La particolarità dell’albume è la sensazione di velluto che regala e dà in bocca. Creare un cocktail Sanbittèr con l’albume dell’uovo?
Create una base analcolica di succo di mango a cui unite l’albume dell’uovo montato, versate il contenuto nel bicchiere e create un top con il Sanbittèr Dry oppure con il Sanbittèr Rosso.
Voilà, il cocktail per un aperitivo è pronto! Potreste a questo punto giocare anche con le spezie per arricchire il vostro cocktail: in inverno usando la cannella, in estate prediligendo invece la particolarità della menta.
Come sei arrivato qui da Ghe Sem, ristorante che unisce la cucina cinese dei dim sum – i classici ravioli della tradizione asiatica - a quella delle eccellenze italiane?
Tutto è capitato per caso: un mio amico che conosceva Fabrizio gli ha dato il mio numero e dopo una telefonata fiume, abbiamo deciso di collaborare. Ho abbracciato l’idea di Ghe Sem perché mi ha stimolato immediatamente: sono solito sposare i progetti perché ci credo, di Ghe Sem mi piace la tipologia, il format.
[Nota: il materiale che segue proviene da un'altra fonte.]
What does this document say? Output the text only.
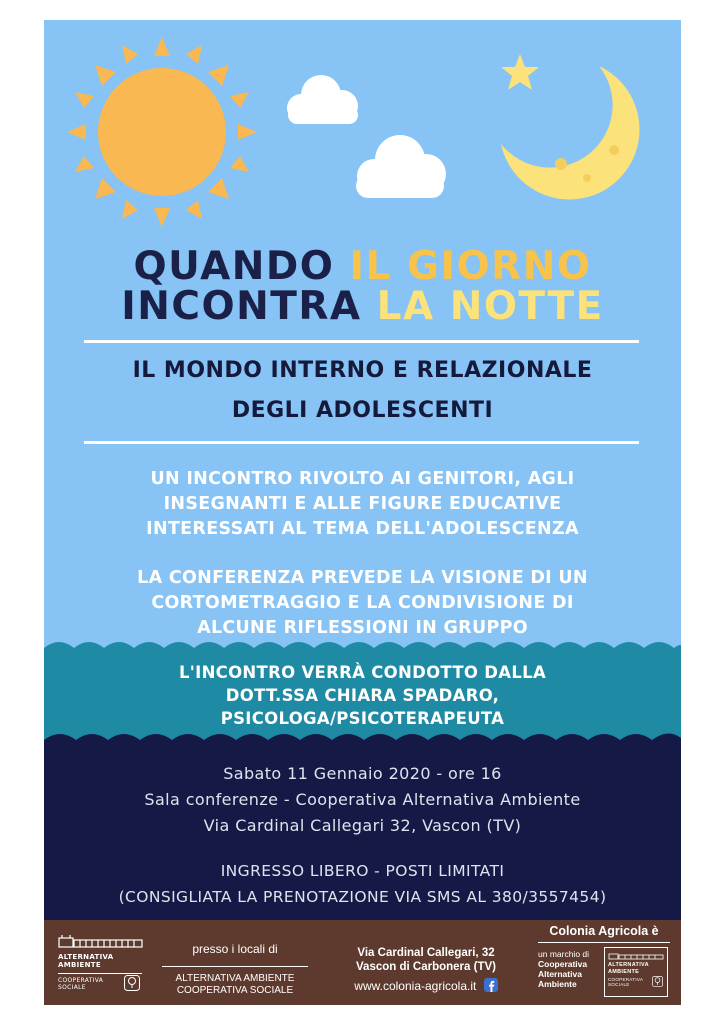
QUANDO IL GIORNO
INCONTRA LA NOTTE
IL MONDO INTERNO E RELAZIONALE
DEGLI ADOLESCENTI
UN INCONTRO RIVOLTO AI GENITORI, AGLI
INSEGNANTI E ALLE FIGURE EDUCATIVE
INTERESSATI AL TEMA DELL'ADOLESCENZA
LA CONFERENZA PREVEDE LA VISIONE DI UN
CORTOMETRAGGIO E LA CONDIVISIONE DI
ALCUNE RIFLESSIONI IN GRUPPO
L'INCONTRO VERRÀ CONDOTTO DALLA
DOTT.SSA CHIARA SPADARO,
PSICOLOGA/PSICOTERAPEUTA
Sabato 11 Gennaio 2020 - ore 16
Sala conferenze - Cooperativa Alternativa Ambiente
Via Cardinal Callegari 32, Vascon (TV)
INGRESSO LIBERO - POSTI LIMITATI
(CONSIGLIATA LA PRENOTAZIONE VIA SMS AL 380/3557454)
ALTERNATIVA
AMBIENTE
COOPERATIVA
SOCIALE
presso i locali di
ALTERNATIVA AMBIENTE
COOPERATIVA SOCIALE
Via Cardinal Callegari, 32
Vascon di Carbonera (TV)
www.colonia-agricola.it
Colonia Agricola è
un marchio di
Cooperativa
Alternativa
Ambiente
ALTERNATIVA
AMBIENTE
COOPERATIVA
SOCIALE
Credo nei posti piccoli, preferisco dedicarmi e dedicare attenzione a 30, 40, 50 persone invece che fare un lavoro di massa, almeno arrivato a questo punto della mia carriera.
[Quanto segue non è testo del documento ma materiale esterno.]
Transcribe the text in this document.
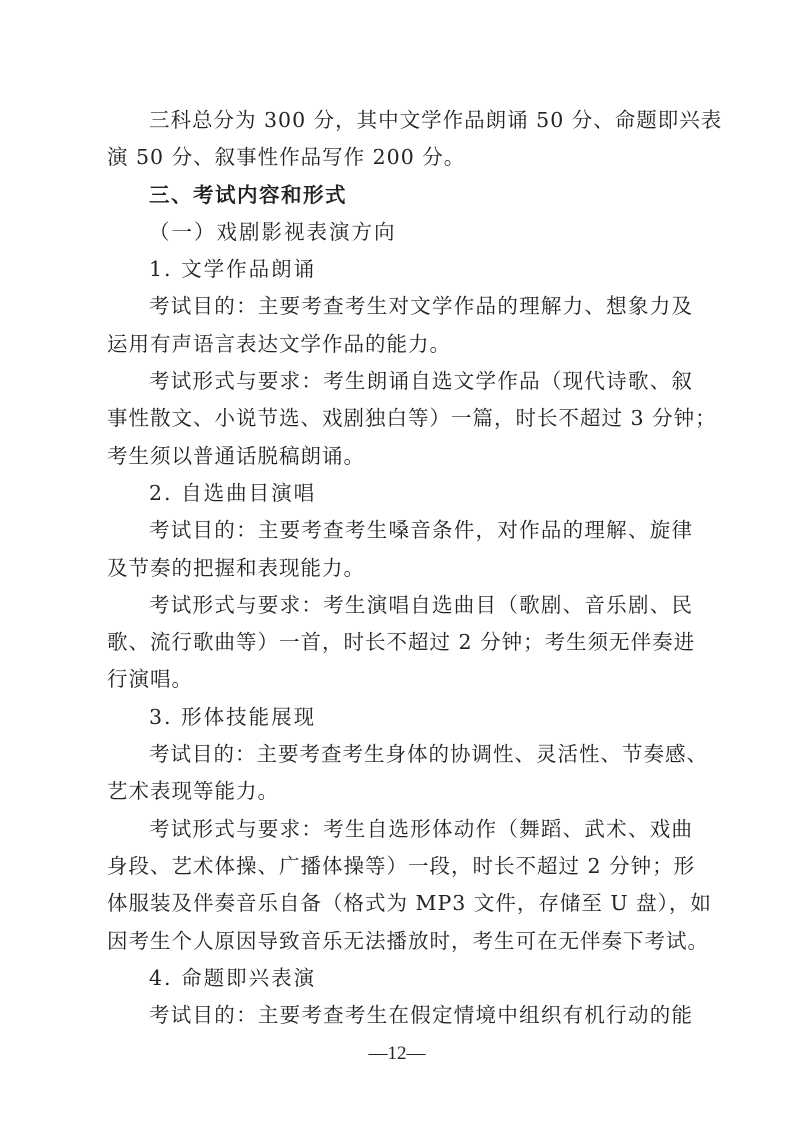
三科总分为 300 分，其中文学作品朗诵 50 分、命题即兴表
演 50 分、叙事性作品写作 200 分。
三、考试内容和形式
（一）戏剧影视表演方向
1. 文学作品朗诵
考试目的：主要考查考生对文学作品的理解力、想象力及
运用有声语言表达文学作品的能力。
考试形式与要求：考生朗诵自选文学作品（现代诗歌、叙
事性散文、小说节选、戏剧独白等）一篇，时长不超过 3 分钟；
考生须以普通话脱稿朗诵。
2. 自选曲目演唱
考试目的：主要考查考生嗓音条件，对作品的理解、旋律
及节奏的把握和表现能力。
考试形式与要求：考生演唱自选曲目（歌剧、音乐剧、民
歌、流行歌曲等）一首，时长不超过 2 分钟；考生须无伴奏进
行演唱。
3. 形体技能展现
考试目的：主要考查考生身体的协调性、灵活性、节奏感、
艺术表现等能力。
考试形式与要求：考生自选形体动作（舞蹈、武术、戏曲
身段、艺术体操、广播体操等）一段，时长不超过 2 分钟；形
体服装及伴奏音乐自备（格式为 MP3 文件，存储至 U 盘），如
因考生个人原因导致音乐无法播放时，考生可在无伴奏下考试。
4. 命题即兴表演
考试目的：主要考查考生在假定情境中组织有机行动的能
—12—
Qui posso curare il cliente, dedicarmi totalmente a lui e farlo stare bene. Le persone escono e vanno fuori per rilassarsi, per staccare un po’: il mio lavoro è simile quasi a quello dello psicologo, presto loro il mio orecchio ancor prima dei miei cocktail: quando si trovano in un ambiente accogliente e che li fa stare bene, si aprono e sono sereni e io sono gratificato.
Come crei i tuoi cocktail per un contesto come il Ghe Sem? Come calibri i gusti?
Bisogna cominciare dalla storia di Ghe Sem e da com’è: un locale orientale milanese. Il mio lavoro è prima di tutto quello di informarmi sui prodotti orientali, a cominciare da sake, capendo come degustarlo insieme ad altri prodotti. C’è poi quello aromatizzato, il whiskey giapponese e tante altre bevande.
Il mio lavoro consiste nel creare qualcosa che instauri un feeling con il cliente che entra qui dentro e trova qualcosa che altrove non reperirà. Creare qui vuol dire creare in questo contesto. Quando si entra da Ghe Sem si vive contemporaneamente un’esperienza di food unita a una di beverage.